The nationalist Coalition Avenir Québec (CAQ) was elected in 2018, and now as Gouvernement du Québec has expressed it desires to go further with Maîtres chez nous than Lesage imagined. Casting a secularist shadow over the province, the CAQ’s Bill 21 shows a Duplessis-like devotion, except to the cause of “no religion.” Premier François Legault proposes a diminished religious freedom, at least in appearance, that more resembles France’s post-revolutionary thinking than the united Canada in which was constitutionally secured the right of Quebec citizens to maintain historic religion and religious schools at Confederation, and nation within a nation recognition in 2006.
Legault has chosen to amend restrictive legislation put in place by the previous government – legislation being challenged in the courts – rather than repeal it. In an upsurge of laïcité implementation, Legault has placed before the National Assembly alterations to be done practically overnight, designed to purge long accepted religious clothing and symbols from schools, hospitals, police cruisers, courtrooms and government offices.
In contradistinction to CAQ thinking, the Supreme Court of Canada has defined the principle of State neutrality applies in regard to religion. Government is neither to favour nor hinder particular religious beliefs and practices, or non-religious beliefs and practices. Legault has decided remove the appearance that religious beliefs or practices exist from within the sphere of government funding and programs, favouring the appearance of the non-religious.
The Supreme Court has also declared the separation of State and religion – the cornerstone of Bill 21 – to be a U.S. constitutional doctrine not applicable in Canada.
Knowing Bill 21, An Act respecting the laicity of the State, is likely to run afoul of the Canadian Charter, Legault’s government has served notice it will pre-emptively use the notwithstanding clause to avoid risk of court interference.
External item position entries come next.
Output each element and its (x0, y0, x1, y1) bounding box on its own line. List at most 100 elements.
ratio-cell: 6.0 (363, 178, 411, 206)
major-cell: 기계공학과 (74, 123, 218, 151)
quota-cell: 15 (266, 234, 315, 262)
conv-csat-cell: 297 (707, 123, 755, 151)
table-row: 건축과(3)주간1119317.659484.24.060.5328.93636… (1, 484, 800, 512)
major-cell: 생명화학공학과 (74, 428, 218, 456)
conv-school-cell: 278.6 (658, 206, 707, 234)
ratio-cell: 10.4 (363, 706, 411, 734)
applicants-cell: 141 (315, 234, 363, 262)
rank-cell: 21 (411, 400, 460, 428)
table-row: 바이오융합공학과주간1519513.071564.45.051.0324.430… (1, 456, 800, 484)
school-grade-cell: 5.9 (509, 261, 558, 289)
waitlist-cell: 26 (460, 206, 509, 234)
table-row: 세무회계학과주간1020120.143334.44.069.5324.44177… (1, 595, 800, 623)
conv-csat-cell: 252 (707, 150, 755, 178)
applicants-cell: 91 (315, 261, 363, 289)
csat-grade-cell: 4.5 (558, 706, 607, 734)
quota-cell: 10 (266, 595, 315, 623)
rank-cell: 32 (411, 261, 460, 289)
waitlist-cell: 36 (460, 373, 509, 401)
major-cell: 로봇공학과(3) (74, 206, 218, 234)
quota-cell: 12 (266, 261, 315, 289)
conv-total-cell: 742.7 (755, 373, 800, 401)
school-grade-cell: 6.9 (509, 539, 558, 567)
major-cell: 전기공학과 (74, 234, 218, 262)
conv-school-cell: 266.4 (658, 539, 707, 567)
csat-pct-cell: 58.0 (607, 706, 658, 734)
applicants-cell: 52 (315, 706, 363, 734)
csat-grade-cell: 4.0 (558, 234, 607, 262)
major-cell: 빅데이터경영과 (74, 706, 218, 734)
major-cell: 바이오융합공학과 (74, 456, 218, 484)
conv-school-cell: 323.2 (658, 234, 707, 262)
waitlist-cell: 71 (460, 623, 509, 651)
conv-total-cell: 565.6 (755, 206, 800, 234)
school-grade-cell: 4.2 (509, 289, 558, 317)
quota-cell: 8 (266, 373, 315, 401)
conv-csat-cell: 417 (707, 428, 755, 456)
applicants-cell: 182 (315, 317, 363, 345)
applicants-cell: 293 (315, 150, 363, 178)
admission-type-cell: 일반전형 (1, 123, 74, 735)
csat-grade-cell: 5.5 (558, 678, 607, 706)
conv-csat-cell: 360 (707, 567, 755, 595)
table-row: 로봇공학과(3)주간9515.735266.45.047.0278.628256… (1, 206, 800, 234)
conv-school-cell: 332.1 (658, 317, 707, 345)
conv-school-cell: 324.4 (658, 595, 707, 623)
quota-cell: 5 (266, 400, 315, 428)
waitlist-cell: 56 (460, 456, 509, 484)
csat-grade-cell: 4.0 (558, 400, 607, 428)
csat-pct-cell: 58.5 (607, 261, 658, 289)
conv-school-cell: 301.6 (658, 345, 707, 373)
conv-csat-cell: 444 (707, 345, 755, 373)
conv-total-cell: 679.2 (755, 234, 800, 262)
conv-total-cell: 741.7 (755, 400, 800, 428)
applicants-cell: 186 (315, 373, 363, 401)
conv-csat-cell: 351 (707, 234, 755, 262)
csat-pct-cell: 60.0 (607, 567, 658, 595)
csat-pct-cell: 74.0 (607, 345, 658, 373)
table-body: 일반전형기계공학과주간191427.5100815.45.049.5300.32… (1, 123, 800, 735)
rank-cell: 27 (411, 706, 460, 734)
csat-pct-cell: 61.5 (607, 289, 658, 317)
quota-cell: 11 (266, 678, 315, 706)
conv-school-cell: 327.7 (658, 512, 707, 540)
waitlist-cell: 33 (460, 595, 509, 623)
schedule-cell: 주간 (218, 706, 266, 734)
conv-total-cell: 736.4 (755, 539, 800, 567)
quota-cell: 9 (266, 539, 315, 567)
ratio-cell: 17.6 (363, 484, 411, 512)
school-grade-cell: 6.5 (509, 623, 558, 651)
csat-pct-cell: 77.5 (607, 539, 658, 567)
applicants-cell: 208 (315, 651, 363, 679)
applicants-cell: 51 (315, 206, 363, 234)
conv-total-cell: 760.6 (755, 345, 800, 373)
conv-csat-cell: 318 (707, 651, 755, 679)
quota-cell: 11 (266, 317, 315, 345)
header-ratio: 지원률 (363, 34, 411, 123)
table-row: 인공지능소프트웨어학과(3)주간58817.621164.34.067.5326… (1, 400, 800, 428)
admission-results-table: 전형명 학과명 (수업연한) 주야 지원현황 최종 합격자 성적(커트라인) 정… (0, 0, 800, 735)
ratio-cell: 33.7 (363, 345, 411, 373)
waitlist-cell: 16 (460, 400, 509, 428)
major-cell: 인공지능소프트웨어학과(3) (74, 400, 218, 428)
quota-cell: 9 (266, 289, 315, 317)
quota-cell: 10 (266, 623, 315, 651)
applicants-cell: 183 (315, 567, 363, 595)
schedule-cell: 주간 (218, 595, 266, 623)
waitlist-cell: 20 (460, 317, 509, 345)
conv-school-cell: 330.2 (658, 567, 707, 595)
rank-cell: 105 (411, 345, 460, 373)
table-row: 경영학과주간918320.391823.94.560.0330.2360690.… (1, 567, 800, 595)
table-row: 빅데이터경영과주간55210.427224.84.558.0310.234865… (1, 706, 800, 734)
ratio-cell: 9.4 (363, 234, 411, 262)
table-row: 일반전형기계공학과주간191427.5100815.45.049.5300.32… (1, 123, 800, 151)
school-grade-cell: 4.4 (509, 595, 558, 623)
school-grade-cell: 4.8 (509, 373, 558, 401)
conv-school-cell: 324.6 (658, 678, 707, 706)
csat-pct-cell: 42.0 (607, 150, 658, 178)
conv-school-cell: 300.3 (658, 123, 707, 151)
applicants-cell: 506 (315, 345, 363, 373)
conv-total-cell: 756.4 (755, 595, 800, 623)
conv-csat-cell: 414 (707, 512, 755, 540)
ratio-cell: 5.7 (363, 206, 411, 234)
The Charte des droits et libertés de la personne will also be amended to include the declaration that “the Québec nation considers State laicity to be of fundamental importance.”
The recourse for Jewish doctors, Muslim teachers, Sikh police officers and those Christians (like myself) who wear a Cross on a chain around their neck will be to set aside visible expressions of their belief or not work for a government funded organization in Quebec. Exempted, as one might almost cynically expect, will be elected office holders, members of the National Assembly and city councils. They, after all, are representatives of the multicultural and multi-religious nature of the Québécois nation, which is banning religious symbols while existing within the multicultural and multi-religious nation of Canada.
Our current Prime Minister, Justin Trudeau, is the son of the architect of Canada’s constitutional Charter of Rights and Freedoms, Pierre Trudeau. I have disagreed with other of Justin Trudeau’s policies regarding religious freedom and the rule of law, but on Bill 21 we agree: “It is unthinkable to me that in a free society, we would legitimize discrimination against citizens based on their religion.”